Sudah menjadi kebiasaan orang Indonesia untuk mengadakan selamatan, apabila seseorang keluar dari

penjara. Bukan maksudku sebagai kebiasaan orang Indonesia bila keluar dari penjara saja. Yang

kumaksud, segala kejadian —seperti dalam hal perkawinan, kenaikan kedudukan, anak lahir, ya, malah

keluar dari penjarapun— ditandai oleh suatu pesta kedamaian. Karena itu penyesuaian diriku kepada

masyarakat ramai hampir tidak dapat dilakukan secara berangsur‐angsur. Dari kakus yang gelap dan sepi

langsung melompat ke rumah Inggit, tempat bayar makan yang ribut.
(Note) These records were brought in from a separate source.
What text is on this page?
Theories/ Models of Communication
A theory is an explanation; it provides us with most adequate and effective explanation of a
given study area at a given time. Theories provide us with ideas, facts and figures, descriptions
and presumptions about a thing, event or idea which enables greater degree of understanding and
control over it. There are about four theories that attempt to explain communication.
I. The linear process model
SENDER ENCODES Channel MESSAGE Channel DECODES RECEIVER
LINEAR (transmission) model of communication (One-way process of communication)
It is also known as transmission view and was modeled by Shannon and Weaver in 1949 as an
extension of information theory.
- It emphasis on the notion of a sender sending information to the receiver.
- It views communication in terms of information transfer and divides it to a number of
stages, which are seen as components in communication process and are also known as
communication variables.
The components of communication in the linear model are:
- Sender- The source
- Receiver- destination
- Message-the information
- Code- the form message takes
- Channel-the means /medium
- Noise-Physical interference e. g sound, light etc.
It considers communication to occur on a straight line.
Peristiwa itu menggembirakan sekali dan aku dikuasai oleh perasaan haru. Akan tetapi harus kuakui, di

saat itu yang pertama‐tama kuinginkan bukanlah pesta yang gembira atau alas tempat‐tidur sutera yang

mentereng maupun mandi yang enak, tak satupun dari kesenangan itu. Yang pertama‐tama kuinginkan

adalah seorang perempuan. Akan tetapi walaupun bagaimana, rupanya kehendak ini terpaksa mengalah

dulu. Karena soal‐soal sekunder lebih mendesak kemuka. Ratusan orang datang menyerbu siang dan

malam hendak melihat wajahku. Di malam itu, kawanku Bung Thamrin menyatakan kepadaku, “Mata

Bung Karno menyinarkan cahaya baru.”

“Tidak,” jawabku. “Mata saya menonjol karena saya semakin kurus. Kalau muka kurus, mata kelihatan

cekung.”

“Tidak,” ia menegaskan., Mata Bung jadi sangat besar. Biar gemuk sekalipun dia tetap bersinar menyalanyala.
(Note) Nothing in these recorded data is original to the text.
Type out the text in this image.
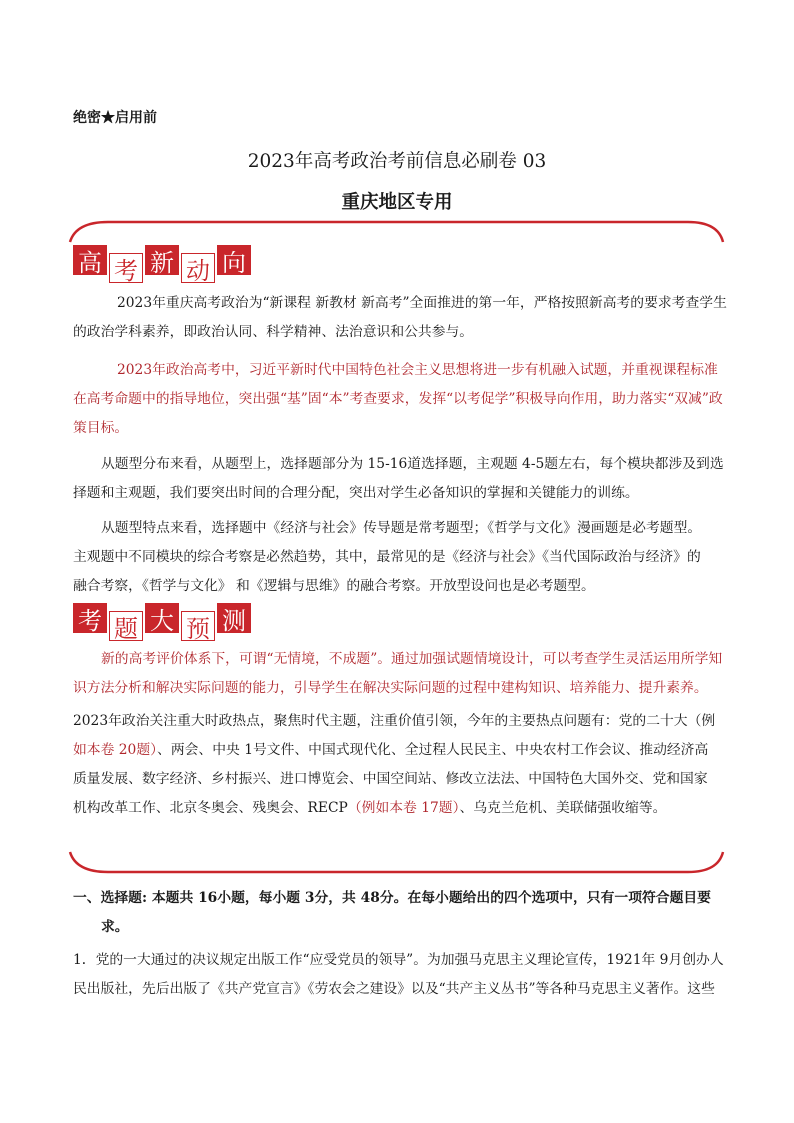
绝密★启用前
2023年高考政治考前信息必刷卷 03
重庆地区专用
高 考 新 动 向
2023年重庆高考政治为“新课程 新教材 新高考”全面推进的第一年，严格按照新高考的要求考查学生
的政治学科素养，即政治认同、科学精神、法治意识和公共参与。
2023年政治高考中，习近平新时代中国特色社会主义思想将进一步有机融入试题，并重视课程标准
在高考命题中的指导地位，突出强“基”固“本”考查要求，发挥“以考促学”积极导向作用，助力落实“双减”政
策目标。
从题型分布来看，从题型上，选择题部分为 15-16道选择题，主观题 4-5题左右，每个模块都涉及到选
择题和主观题，我们要突出时间的合理分配，突出对学生必备知识的掌握和关键能力的训练。
从题型特点来看，选择题中《经济与社会》传导题是常考题型；《哲学与文化》漫画题是必考题型。
主观题中不同模块的综合考察是必然趋势，其中，最常见的是《经济与社会》《当代国际政治与经济》的
融合考察，《哲学与文化》 和《逻辑与思维》的融合考察。开放型设问也是必考题型。
考 题 大 预 测
新的高考评价体系下，可谓“无情境，不成题”。通过加强试题情境设计，可以考查学生灵活运用所学知
识方法分析和解决实际问题的能力，引导学生在解决实际问题的过程中建构知识、培养能力、提升素养。
2023年政治关注重大时政热点，聚焦时代主题，注重价值引领，今年的主要热点问题有：党的二十大（例
如本卷 20题）、两会、中央 1号文件、中国式现代化、全过程人民民主、中央农村工作会议、推动经济高
质量发展、数字经济、乡村振兴、进口博览会、中国空间站、修改立法法、中国特色大国外交、党和国家
机构改革工作、北京冬奥会、残奥会、RECP（例如本卷 17题）、乌克兰危机、美联储强收缩等。
一、选择题: 本题共 16小题，每小题 3分，共 48分。在每小题给出的四个选项中，只有一项符合题目要
求。
1．党的一大通过的决议规定出版工作“应受党员的领导”。为加强马克思主义理论宣传，1921年 9月创办人
民出版社，先后出版了《共产党宣言》《劳农会之建设》以及“共产主义丛书”等各种马克思主义著作。这些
Saya melihat ada cahaya baru di dalamnya.”

“Entahlah,” jawabku, “Saya hanya merasa bahwa saya betul‐betul dikuasai oleh suatu semangat.”

Pidatoku yang paling terkenal yang pernah kuucapkan selama hidupku adalah pidato yang kusampaikan

di malam berikutnya. Aku berangkat ke Surabaya dengan kereta ekspres untuk menyampaikan kepada

Kongres Indonesia Raya supaya mereka tetap membulatkan tekad, oleh karena Bung Karno sekarang

sudah kembali lagi dan sudah siap untuk berjuang di sisi mereka dan untuk mereka. Dengan mata yang

berlinang‐linang, aku mengakhiri pidato itu dengan menyatakan “Kecintaanku terhadap tanah air kita

yang tercinta ini belumlah padam. Pun tidak ada maksudku untuk sekedar membikin roman dan bersain,.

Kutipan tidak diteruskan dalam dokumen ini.